Al's Thistle

Thistle #2

Update 1/11/2002

Put it in the scrap bin - it's kindling. Tried to fly about 6 times at the CRRC fly in today, but the RFFS was not narrow band enough and every time I flew the flight ended up with a nasty radio hit of some sort. Eventually I pounded the airframe into submission and knocked a coil off one of my Selman actuators. I'll build some airframe for this radio I can fly alone - the receiver can't handle operating with other transmitters running near it.

Update 12/4/2002

Flew indoors at the 495th Squadron club meeting. Their meeting hall is a church function room, approximately 30'x60' with spectators furnature, etc. on the perimmeter. The Thistle flew great, but the room was a touch small for the speed it wants to fly at. This weekend in the gymnasium should be great!

12/2/2002 - Thistle #2 is created

This is the second plane I have built for my RFFS-100 receiver. This is the Jim Duckworth design, scaled up to 112%. Made from balsa. Uses 2 Bob Selman magnetic actuators and a 145 mAh Kokam LiPoly cell. Awaiting my next indoor flying session for the maiden flight. Here are the stats:

Thistle #1

While surfing about the net looking for R/C plans I also looked at many free-flight model pages. One design that struck me as really interesting was the Thistle originally designed by Jim Duckworth but built and described by Martin Greforie. The construction looked similar to D.J. Aerotech's "Roadkill Series" so I figured I'd scale it up and make the appropriate changes to convert it to RC using the D.J. powerplant and building techniques similar to their profile kits.

I built my Thistle with a 21" wingspan and a 4" Chord. Tail and elevator surfaces were enlarged to allow for hinged control surfaces. I mounted one servo just inboard of each boom on the underside of the wing and ran the control wires along the booms. One boom for elevator, one for rudders. Rudders are tied together with a piece of .03" piano wire. I also reinforced the bottom edge of the center fuselage pod with some 1.3mm carbon fiber rod so that it could handle the additional landing weight. Small rudder extentions were added under the booms and tailskids secured to them made from 1/8" x 3/16" balsa.

The airframe is done and all the avionics are mounted and tested. Receiver and ESC are mounted with velcro for easy use on several airplanes. The battery, a Rayovac 9v NiMh fits in a slot under the wing. Friction from it's velcro patch (attached to all my batteries) holds it in place. I'm hoping this battery is light enough. I may have to go to a smaller NiMh pack.

Maiden flight didn't go so well. Again, I tried to push the envelope with the wind. Also I had WAAAAAAYYY to much throw in the controls (like 45 degrees each way). After getting some advice from DJ Aerotec on control throws on their Roadkill mustang (15 degrees) I realized my problem.

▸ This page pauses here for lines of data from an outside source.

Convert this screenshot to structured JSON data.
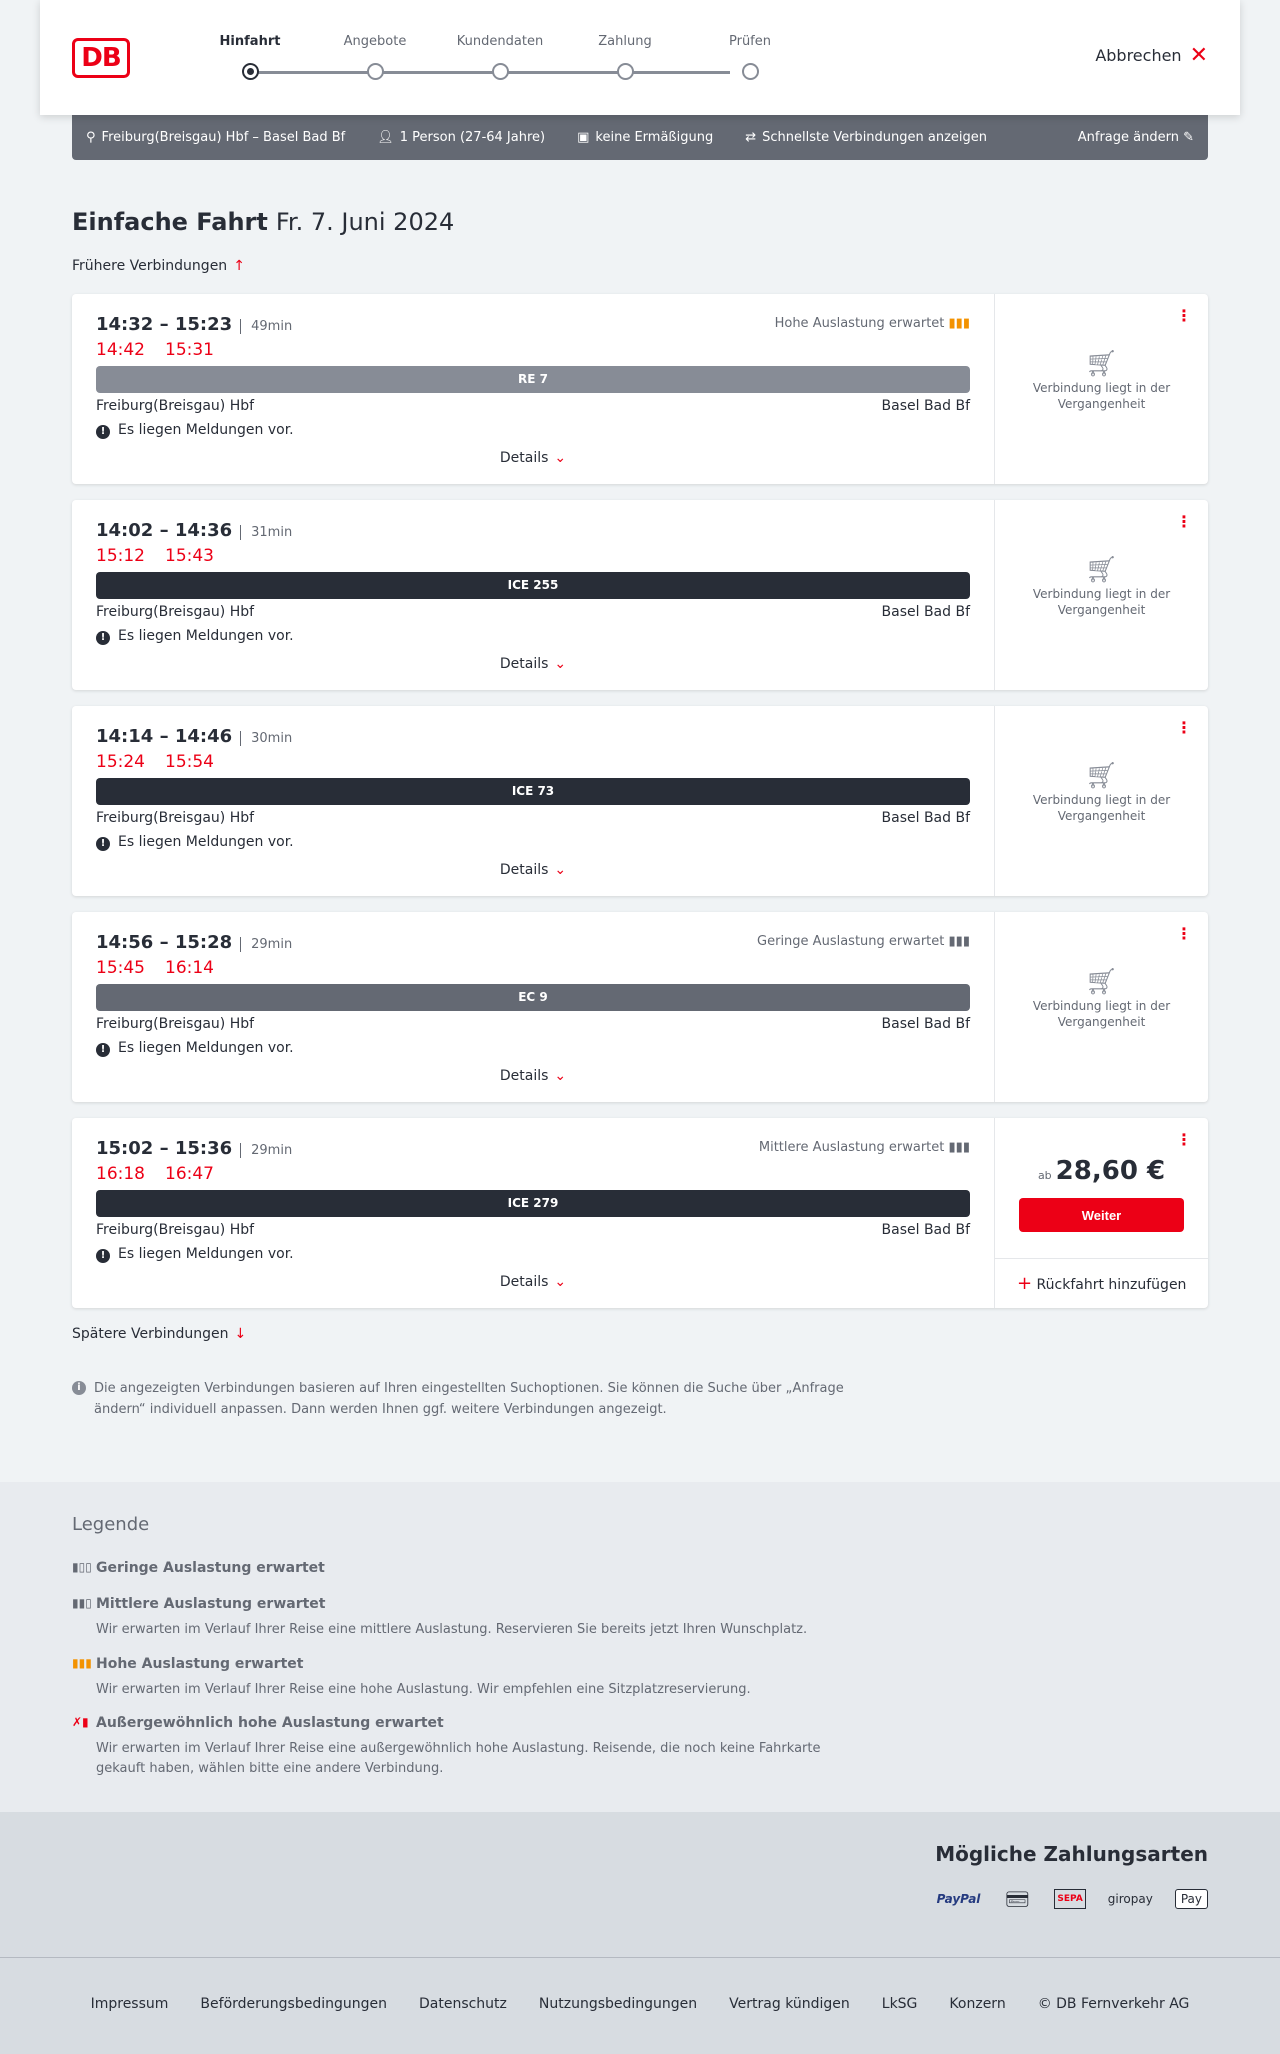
{
  "header": {
    "logo": "DB",
    "steps": [
      "Hinfahrt",
      "Angebote",
      "Kundendaten",
      "Zahlung",
      "Prüfen"
    ],
    "active_step": 0,
    "cancel": "Abbrechen"
  },
  "infobar": {
    "route": "Freiburg(Breisgau) Hbf – Basel Bad Bf",
    "passengers": "1 Person (27-64 Jahre)",
    "discount": "keine Ermäßigung",
    "fastest": "Schnellste Verbindungen anzeigen",
    "edit": "Anfrage ändern"
  },
  "title": {
    "type": "Einfache Fahrt",
    "date": "Fr. 7. Juni 2024"
  },
  "earlier": "Frühere Verbindungen",
  "later": "Spätere Verbindungen",
  "common": {
    "from": "Freiburg(Breisgau) Hbf",
    "to": "Basel Bad Bf",
    "message": "Es liegen Meldungen vor.",
    "details": "Details",
    "past": "Verbindung liegt in der Vergangenheit",
    "add_return": "Rückfahrt hinzufügen",
    "continue": "Weiter",
    "price_prefix": "ab"
  },
  "connections": [
    {
      "time": "14:32 – 15:23",
      "duration": "49min",
      "rt_dep": "14:42",
      "rt_arr": "15:31",
      "train": "RE 7",
      "bar_color": "#878c96",
      "load": "Hohe Auslastung erwartet",
      "load_color": "#f39200",
      "price": null
    },
    {
      "time": "14:02 – 14:36",
      "duration": "31min",
      "rt_dep": "15:12",
      "rt_arr": "15:43",
      "train": "ICE 255",
      "bar_color": "#282d37",
      "load": "",
      "load_color": "",
      "price": null
    },
    {
      "time": "14:14 – 14:46",
      "duration": "30min",
      "rt_dep": "15:24",
      "rt_arr": "15:54",
      "train": "ICE 73",
      "bar_color": "#282d37",
      "load": "",
      "load_color": "",
      "price": null
    },
    {
      "time": "14:56 – 15:28",
      "duration": "29min",
      "rt_dep": "15:45",
      "rt_arr": "16:14",
      "train": "EC 9",
      "bar_color": "#646973",
      "load": "Geringe Auslastung erwartet",
      "load_color": "#646973",
      "price": null
    },
    {
      "time": "15:02 – 15:36",
      "duration": "29min",
      "rt_dep": "16:18",
      "rt_arr": "16:47",
      "train": "ICE 279",
      "bar_color": "#282d37",
      "load": "Mittlere Auslastung erwartet",
      "load_color": "#646973",
      "price": "28,60 €"
    }
  ],
  "note": "Die angezeigten Verbindungen basieren auf Ihren eingestellten Suchoptionen. Sie können die Suche über „Anfrage ändern“ individuell anpassen. Dann werden Ihnen ggf. weitere Verbindungen angezeigt.",
  "legend": {
    "title": "Legende",
    "items": [
      {
        "title": "Geringe Auslastung erwartet",
        "text": ""
      },
      {
        "title": "Mittlere Auslastung erwartet",
        "text": "Wir erwarten im Verlauf Ihrer Reise eine mittlere Auslastung. Reservieren Sie bereits jetzt Ihren Wunschplatz."
      },
      {
        "title": "Hohe Auslastung erwartet",
        "text": "Wir erwarten im Verlauf Ihrer Reise eine hohe Auslastung. Wir empfehlen eine Sitzplatzreservierung."
      },
      {
        "title": "Außergewöhnlich hohe Auslastung erwartet",
        "text": "Wir erwarten im Verlauf Ihrer Reise eine außergewöhnlich hohe Auslastung. Reisende, die noch keine Fahrkarte gekauft haben, wählen bitte eine andere Verbindung."
      }
    ]
  },
  "payment": {
    "title": "Mögliche Zahlungsarten",
    "methods": [
      "PayPal",
      "Kreditkarte",
      "SEPA",
      "giropay",
      "Pay"
    ]
  },
  "footer": [
    "Impressum",
    "Beförderungsbedingungen",
    "Datenschutz",
    "Nutzungsbedingungen",
    "Vertrag kündigen",
    "LkSG",
    "Konzern",
    "© DB Fernverkehr AG"
  ],
  "colors": {
    "accent": "#ec0016",
    "dark": "#282d37",
    "high_load": "#f39200"
  }
}
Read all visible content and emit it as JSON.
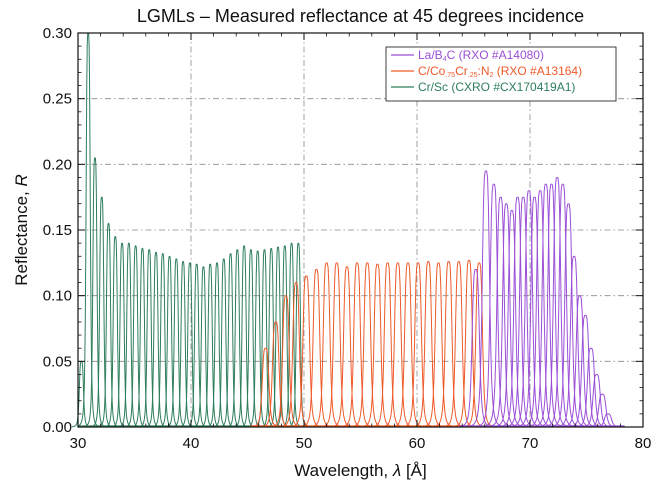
{
  "chart_data": {
    "type": "line",
    "title": "LGMLs – Measured reflectance at 45 degrees incidence",
    "xlabel": {
      "prefix": "Wavelength, ",
      "symbol": "λ",
      "suffix": " [Å]"
    },
    "ylabel": {
      "prefix": "Reflectance, ",
      "symbol": "R"
    },
    "xlim": [
      30,
      80
    ],
    "ylim": [
      0,
      0.3
    ],
    "x_ticks": [
      "30",
      "40",
      "50",
      "60",
      "70",
      "80"
    ],
    "y_ticks": [
      "0.00",
      "0.05",
      "0.10",
      "0.15",
      "0.20",
      "0.25",
      "0.30"
    ],
    "grid": true,
    "legend_position": "top-right",
    "series": [
      {
        "name": "La/B4C (RXO #A14080)",
        "name_parts": [
          {
            "text": "La/B",
            "sub": false
          },
          {
            "text": "4",
            "sub": true
          },
          {
            "text": "C (RXO #A14080)",
            "sub": false
          }
        ],
        "color": "#9b4fd6",
        "peak_centers": [
          65.2,
          66.1,
          66.8,
          67.4,
          67.9,
          68.4,
          68.9,
          69.4,
          69.9,
          70.4,
          70.9,
          71.4,
          71.9,
          72.4,
          72.9,
          73.4,
          73.9,
          74.4,
          74.9,
          75.4,
          75.9,
          76.4,
          76.9
        ],
        "peak_values": [
          0.12,
          0.195,
          0.185,
          0.175,
          0.17,
          0.165,
          0.175,
          0.175,
          0.18,
          0.175,
          0.18,
          0.185,
          0.185,
          0.19,
          0.185,
          0.17,
          0.13,
          0.1,
          0.085,
          0.06,
          0.04,
          0.025,
          0.01
        ],
        "peak_width": 0.35
      },
      {
        "name": "C/Co.75Cr.25:N2 (RXO #A13164)",
        "name_parts": [
          {
            "text": "C/Co",
            "sub": false
          },
          {
            "text": ".75",
            "sub": true
          },
          {
            "text": "Cr",
            "sub": false
          },
          {
            "text": ".25",
            "sub": true
          },
          {
            "text": ":N",
            "sub": false
          },
          {
            "text": "2",
            "sub": true
          },
          {
            "text": " (RXO #A13164)",
            "sub": false
          }
        ],
        "color": "#ee5a2a",
        "peak_centers": [
          46.6,
          47.5,
          48.4,
          49.3,
          50.2,
          51.1,
          52.0,
          52.9,
          53.8,
          54.7,
          55.6,
          56.5,
          57.4,
          58.3,
          59.2,
          60.1,
          61.0,
          61.9,
          62.8,
          63.7,
          64.6,
          65.5
        ],
        "peak_values": [
          0.06,
          0.08,
          0.1,
          0.11,
          0.115,
          0.12,
          0.125,
          0.125,
          0.122,
          0.125,
          0.125,
          0.124,
          0.125,
          0.125,
          0.125,
          0.125,
          0.126,
          0.125,
          0.126,
          0.126,
          0.127,
          0.125
        ],
        "peak_width": 0.32
      },
      {
        "name": "Cr/Sc (CXRO #CX170419A1)",
        "name_parts": [
          {
            "text": "Cr/Sc (CXRO #CX170419A1)",
            "sub": false
          }
        ],
        "color": "#2e7d5b",
        "peak_centers": [
          30.3,
          30.9,
          31.5,
          32.1,
          32.7,
          33.3,
          33.9,
          34.5,
          35.1,
          35.7,
          36.3,
          36.9,
          37.5,
          38.1,
          38.7,
          39.3,
          39.9,
          40.5,
          41.1,
          41.7,
          42.3,
          42.9,
          43.5,
          44.1,
          44.7,
          45.3,
          45.9,
          46.5,
          47.1,
          47.7,
          48.3,
          48.9,
          49.5
        ],
        "peak_values": [
          0.05,
          0.3,
          0.205,
          0.175,
          0.155,
          0.145,
          0.14,
          0.14,
          0.138,
          0.136,
          0.135,
          0.133,
          0.132,
          0.13,
          0.128,
          0.126,
          0.125,
          0.124,
          0.122,
          0.124,
          0.125,
          0.128,
          0.132,
          0.135,
          0.138,
          0.135,
          0.134,
          0.135,
          0.136,
          0.137,
          0.138,
          0.14,
          0.14
        ],
        "peak_width": 0.2
      }
    ]
  }
}
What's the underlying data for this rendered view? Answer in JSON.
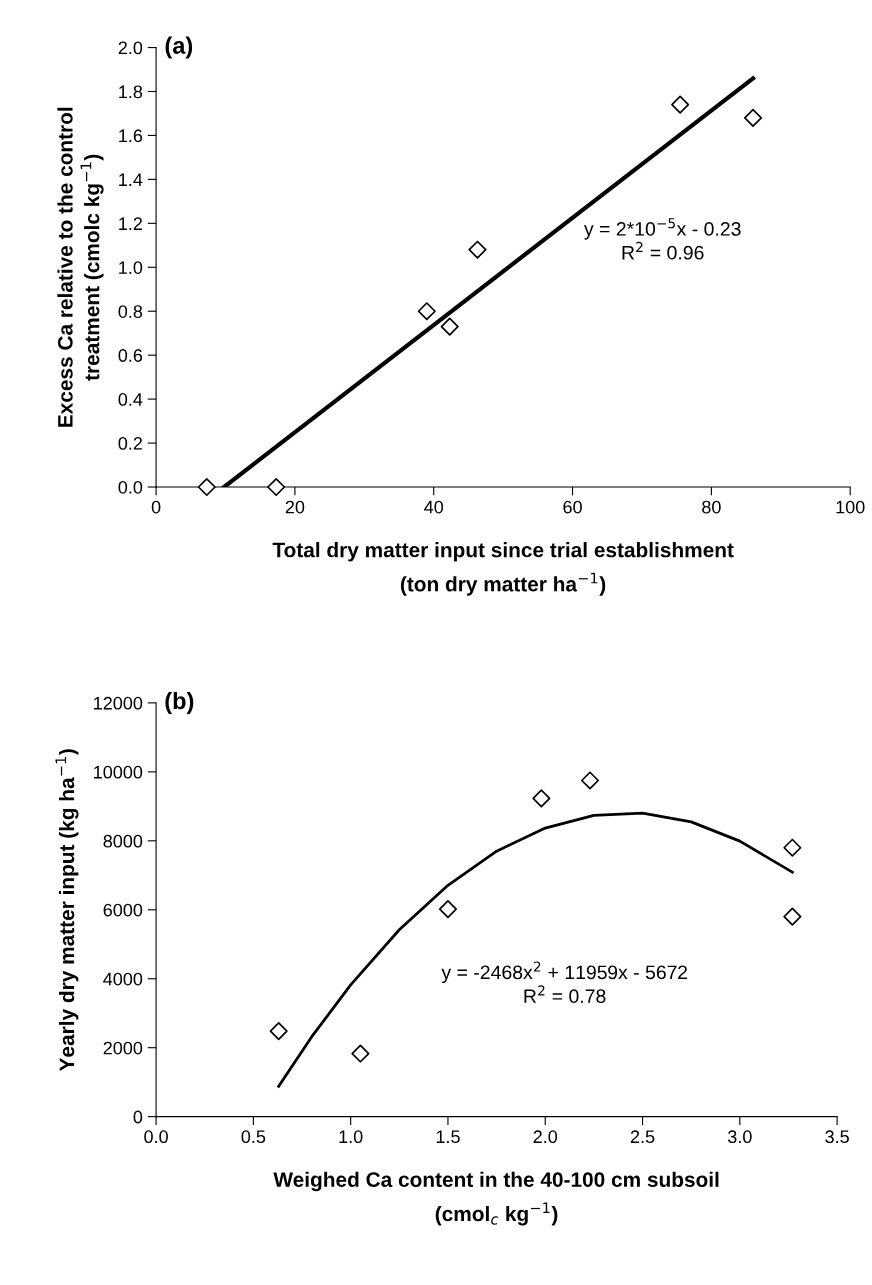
{
  "chart_data": [
    {
      "type": "scatter",
      "title": "(a)",
      "xlabel": "Total dry matter input since trial establishment\n(ton dry matter ha$^{−1}$)",
      "ylabel": "Excess Ca relative to the control\ntreatment (cmolc kg$^{−1}$)",
      "xlim": [
        0,
        100
      ],
      "xticks": [
        0,
        20,
        40,
        60,
        80,
        100
      ],
      "ylim": [
        0,
        2.0
      ],
      "yticks": [
        {
          "value": 0,
          "label": "0.0"
        },
        0.2,
        0.4,
        0.6,
        0.8,
        {
          "value": 1,
          "label": "1.0"
        },
        1.2,
        1.4,
        1.6,
        1.8,
        {
          "value": 2,
          "label": "2.0"
        }
      ],
      "grid": false,
      "legend": false,
      "series": [
        {
          "marker": "diamond",
          "color": "#000000",
          "x": [
            7.3,
            17.3,
            39,
            42.3,
            46.3,
            75.5,
            86
          ],
          "values": [
            0,
            0,
            0.8,
            0.73,
            1.08,
            1.74,
            1.68
          ]
        },
        {
          "type": "line",
          "color": "#000000",
          "x": [
            9.8,
            86
          ],
          "values": [
            0,
            1.86
          ]
        }
      ],
      "annotations": [
        "y = 2*10$^{−5}$x - 0.23\nR$^{2}$ = 0.96"
      ]
    },
    {
      "type": "scatter",
      "title": "(b)",
      "xlabel": "Weighed Ca content in the 40-100 cm subsoil\n(cmol$_{c}$ kg$^{−1}$)",
      "ylabel": "Yearly dry matter input (kg ha$^{−1}$)",
      "xlim": [
        0,
        3.5
      ],
      "xticks": [
        {
          "value": 0,
          "label": "0.0"
        },
        0.5,
        {
          "value": 1,
          "label": "1.0"
        },
        1.5,
        {
          "value": 2,
          "label": "2.0"
        },
        2.5,
        {
          "value": 3,
          "label": "3.0"
        },
        3.5
      ],
      "ylim": [
        0,
        12000
      ],
      "yticks": [
        0,
        2000,
        4000,
        6000,
        8000,
        10000,
        12000
      ],
      "grid": false,
      "legend": false,
      "series": [
        {
          "marker": "diamond",
          "color": "#000000",
          "x": [
            0.63,
            1.05,
            1.5,
            1.98,
            2.23,
            3.27,
            3.27
          ],
          "values": [
            2480,
            1830,
            6020,
            9230,
            9750,
            7800,
            5800
          ]
        },
        {
          "type": "line",
          "color": "#000000",
          "x": [
            0.63,
            0.8,
            1.0,
            1.25,
            1.5,
            1.75,
            2.0,
            2.25,
            2.5,
            2.75,
            3.0,
            3.27
          ],
          "values": [
            880,
            2320,
            3820,
            5420,
            6710,
            7700,
            8370,
            8740,
            8800,
            8550,
            7990,
            7090
          ]
        }
      ],
      "annotations": [
        "y = -2468x$^{2}$ + 11959x - 5672\nR$^{2}$ = 0.78"
      ]
    }
  ]
}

I did get some controlled flight, but lost control quickly when trying any maneuvers. I will build this again, fun plane, easy build - about 3 hours time total. Next version will have a 24" wingspan, only 3 ribs outboard on each wing and a different pylon setup, something a little more durable, possibly some foam core laminated with 1/32 balsa. Will have to think on it. This is a workable solution. Maybe a biplane configuration would get the wing loading down to reasonable levels?